A group of NHS trusts have explored letting doctors set up their own companies as a workaround for consultants who have cut their additional hours to avoid being hit with “punitive” tax bills, HSJ has learned.
An NHS Providers briefing, seen by HSJ, said a “handful” have looked into paying consultants for services via limited liability partnerships, which could enable the senior clinicians to manage their pay and pension contributions more flexibly. The arrangement would allow senior doctors to work additional hours on top of the programmed activities they are contracted for and receive non-pensionable pay in return.
The government recently announced that it was embarking on fresh consultation into reforming pensions for senior clinicians. However, Neil Bhan, a partner at DAC Beachcroft told HSJ: “There are some trusts who have already taken matters into their own hands and they will need to decide [after the government publishes its guidance] whether they are going to come out of those new arrangements that they have implemented or not.”
The Department of Health and Social Care confirmed it will provide employers with guidance on how they can meet their staff’s needs without breaching the annual allowance limit. Options include recycling employer pension contributions into salary or offering locally-defined contribution pensions.

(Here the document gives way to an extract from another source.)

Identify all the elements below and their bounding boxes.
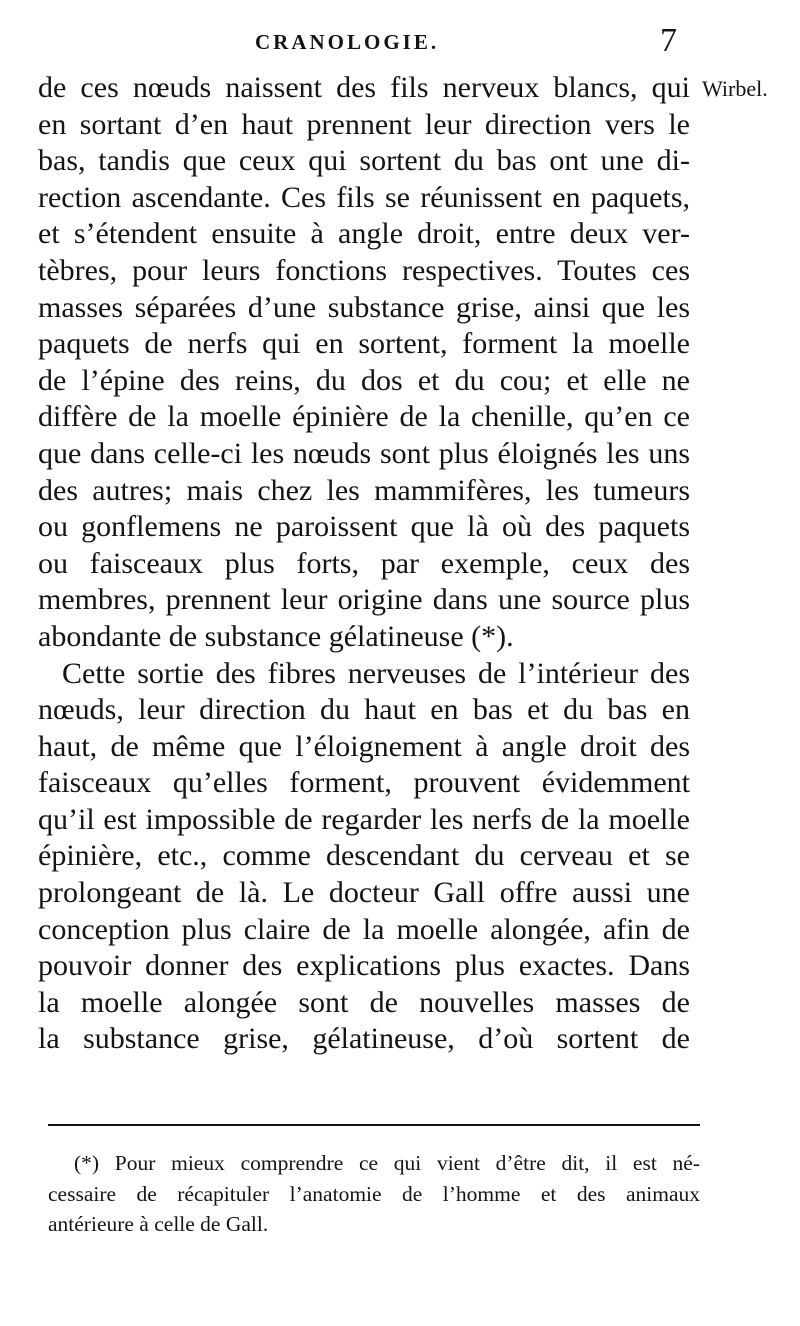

In the briefing to its members, NHS Providers said contribution recycling was one of three common approaches organisations were taking alongside increasing non-pensionable pay and reward and deferred additional leave. However, other options have also been considered.
It added: “A handful of trusts have explored the potential to pay for services from consultants who have formed an LLP, as they believe it allows for more flexibility for the staff in question to manage their pension savings.
“From our information, it appears that the LLP approach is not being widely considered as a solution at the current time. This may be due to compliance considerations around IR35 tax rules.”
Some trusts have also explored alternative programmes for staff who have opted out of the government’s own National Employment Savings Trust scheme. Employees who do not qualify for the NHS Pension Scheme could become a member of NEST, however, NHS Providers said the benefits were not comparable.
Miriam Deakin, the organisation’s director of policy and strategy, insisted trusts “overwhelmingly prefer” a national solution as there is an urgency not to see local arrangements as a long-term fix.
She said the government’s consultation needs to be completed quickly, before adding: “The fact is that staff are unlikely to stop reducing their hours, or [stop] refusing additional work, until we have a clear, definitive solution fully in place.”
HSJ approached both the DHSC and the Treasury for comment. In a joint statement, they said: “Employers are encouraged to consider all possible ways of providing their workforce with the right incentives to deliver the services patients need. However, they must comply with all relevant tax and employment law.”
How the LLP option could work
Consultants in an LLP would provide services to a trust and receive non-pensionable pay in exchange, HSJ understands. For example, they might work 50 additional hours per month to provide services in an area with a long waiting list and get paid a non-pensionable contribution.
There are several problems that employers are faced with. LLPs could become less attractive once the government’s unpublished guidance is enforced by April 2020, and DAC Beachcroft’s Mr Bhan said some organisations may feel it is too much of a risk until further details on the new government consultation are released.
A trust’s HR director told HSJ employers like themselves are forced to deal with their current problems while waiting for directions from ministers. They said their trust was being put under pressure “from all sides” and could have “major problems” with winter planning if nothing was done until Christmas.
Mr Bhan warned the government’s proposals could not be fully evaluated until more details emerged. He said: “The proposals are going to start in April 2020. That gives time for the consultation on the one hand, which is good. But on the other hand it means that, until April 2020, unless trusts take matters into their own hands and do something themselves, they are stuck with the current problem.”
Asked if the new announcement changed whether trusts would consider the LLP option, Mr Bhan believed it did. He added: “I doubt many trusts would go down that route unless they said to themselves, ‘We’re not expecting this [the government’s proposals] to work in the long run, therefore, we’ll take some alternative solutions.’
“’We’ll deal with it ourselves internally in the expectation that the government’s proposals will not be sufficient [enough] to deal with the problem.’”
He said trusts that had already acted may find it difficult to reverse changes made before the government guidance is published because, although their local solution may work better, they were not DHSC-approved.